Wie ein Philosoph sein Altern erlebt, hängt nicht nur, aber doch auch davon ab, welche Philosophie er hat. Platon definierte: Philosophieren heiße Sterben lernen. Ein gealterter Philosoph müßte sich demnach aufs Sterben verstehen. Ich kannte und kenne viele alt gewordene Philosophen aus nächster Nähe; mit einigen von ihnen war und bin ich befreundet. Aber ich habe keinen gefunden, der es aus philosophischen Gründen mit dem Sterben eilig gehabt hätte, sozusagen um möglichst bald die reinen Ideen zu erblicken. Sie zeigten und zeigen zähen Lebenswillen; Todessehnsucht fand ich eher bei jungen Leuten.

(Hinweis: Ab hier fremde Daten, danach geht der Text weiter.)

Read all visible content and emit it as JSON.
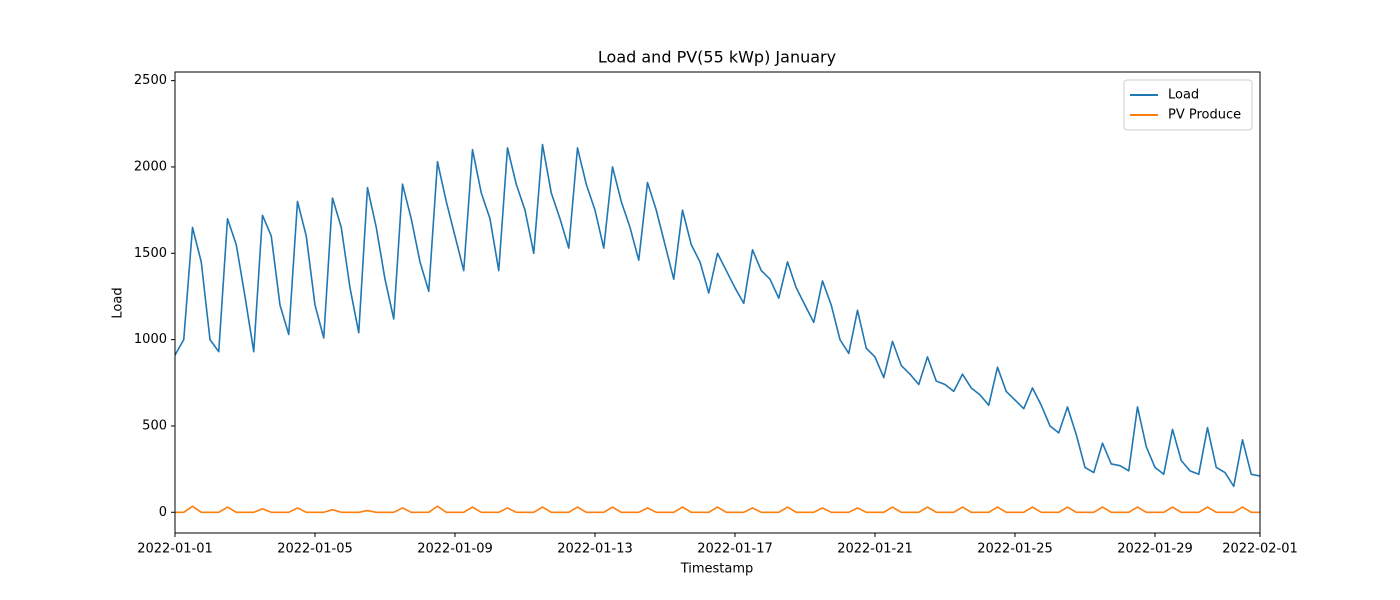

Viel kommt darauf an, wie man "Philosophie" versteht. Wer Philosophen als Kulturschöpfer denkt, als Finder von Werttafeln für Jahrhunderte oder als radikal-idealistische Metaphysiker, sucht sie eher bei jungen Genies. Ein alternder Philosoph bringt den visionären Schwung kaum auf, mit dem die Alles-Erneuerer aufgetreten sind: der junge Fichte, der frühe Schelling, der aufbegehrende Karl Marx. Welkende Denker trösten sich zuweilen mit dem Gedanken, Kant sei zwar in jungen Jahren ein origineller Kopf und ein großer Schriftsteller gewesen, habe aber erst in reifen Jahren seine kopernikanische Wende erdacht und habe sie noch bis kurz vor seinem Tod erweitert und wesentlich verändert. Hat nicht auch Platon noch in den letzten Lebensjahren seine Philosophie entscheidend umgebaut? Gewiß, aber welcher Philosoph wird, wenn er in die Jahre kommt, sich mit Kant und Platon vergleichen?

JUGENDTRÄUME

Denker, die große Metaphysiken erfinden und neue Wertetafeln aufstellen, assoziieren wir mit "Jugend". Aber es gibt noch andere philosophische Jugendträume, die sich im Alter verlieren: Auch "Philosophie" als "Wissenschaft", als überschaubares Gewebe überprüfbarer Argumente, ist eher die Domäne der Jüngeren, die noch glauben können, durch endliche Ketten korrekter Beweise Lebensfragen entscheiden zu können. Ich jedenfalls habe mit neunzehn mehr an den Tod gedacht als mit vierundsiebzig. Denn ich wollte ein gründlicher, d. h. rein systematischer Philosoph werden. Ich hatte ein Programm und plante die einzelnen Schritte. Ich notierte mir, daß ich Metaphysik und Geschichtsbewußtsein zur Synthese führen wollte, und kalkulierte dafür volle acht Jahre intensiven Studiums. Danach wollte ich zwei Jahre lang das bewiesene Ergebnis meiner Forschung präsentieren. Älter als dreißig wollte ich keineswegs werden.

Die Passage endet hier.